HDP’ye dönük Diyarbakır merkezli 21 ilde eş zamanlı gerçekleşen operasyonda aralarında gazeteciler , aktivistler, insan hakları savunucuları, tiyatrocular olmak üzere 200 ye yakın kişinin gözaltına alınması ve tutuklama süreci de devam ediyor. HDP’nin kapatılması dışında, HDP’nin seçimlere Yeşil Sol Parti ile girmesi sonucu, Yeşil Sol Partinin de kapatılması için tezgah aranmasına sıra gelmiş durumdadır. Tabii saldırıcı süreci seçim sonrasını kapsayarak da devam edecektir. Burada zaaflı ve olumsuz süreç ise HDP’nin seçimlerde çıkarsız Cumhurbaşkanlığı seçimlerinde Kılıçdaroğlu’nu desteklemesine rağmen operasyona karşı başta CHP olmak üzere ( Yanılırsak düzeltiriz ) diğer Millet İttifakı partilerinden merkezi bir açıklama gelmemiştir. Konu, Kürt sorunu olunca burjuva partileri çok rahat birleşmektedirler.
Bütün bu ve benzeri olumsuzluklara karşı önemli ve güven verici bir gelişme olan işçi direnişleri de devam etmektedir. Her ne kadar işçi direnişleri iktidar medyasına hiç yansımasa da, muhalif medyaya da kısmi yansısa da kapitalizmin kirliliğinde, çürümüşlüğünde bu durum sürpriz olmamıştır. İşçiler bayramlara da grev ve direniş ile girmektedirler.
İstanbul Tuzla’da bulunan ve Birleşik Metal-İş Sendikasında örgütlü olan Mata Otomotiv’de yüzde 25 ek zam talebiyle iş bırakan 1000 dolayındaki işçinin direnişi iki aya yakındır sürüyor.
Cengiz ve Kolin ortaklığıyla iki yıl önce kurulan elektrik sayaçları üreten, 100 işçinin çalıştığı İstanbul’daki Satera Elektronik işçilerinin Birleşik Metal-İş’e üye olarak yetki almasını kabul etmeyen patrona karşı direniş devam ediyor.

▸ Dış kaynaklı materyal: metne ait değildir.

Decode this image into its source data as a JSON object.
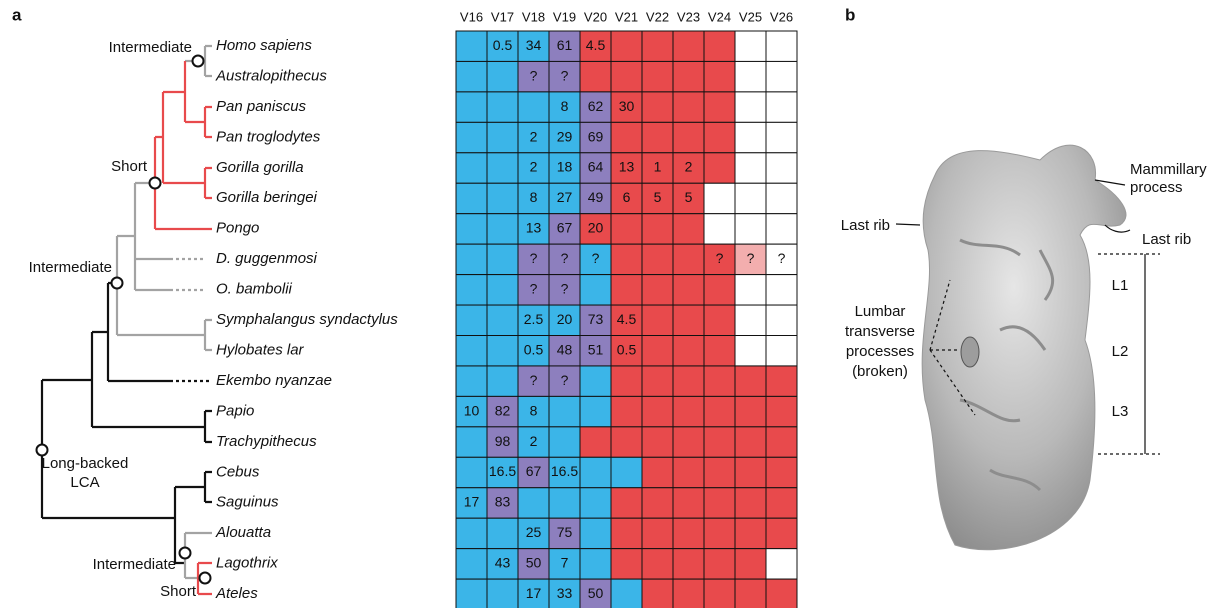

Bursa Demirtaş Organize Sanayi Bölgesinde bulunan Barutçu Tekstil’de sendikalaştıkları için işten atılan Öz İplik-İş üyesi 9 kadın işçi de bayrama fabrika önündeki eylemlerine devam ederek giriyor.
Birleşik Metal-İş’in yetkisinin düşürüldüğü ve sendikasızlaştırılan İsviçre sermayeli ABB Elektrik’in Dilovası fabrikasında haklarını isteyince tazminatsız işten atılan 12 işçi de bayrama fabrika önündeki direnişini sürdürerek girecek.
Eskişehir’de bulunan ve Kristal-İş’in örgütlü olduğu Atışkan Alçı fabrikasında toplu iş görüşmelerinde anlaşmaya varılamaması nedeniyle 16 Haziran 2022’de greve başlayan işçiler bu bayrama da grevde girecek.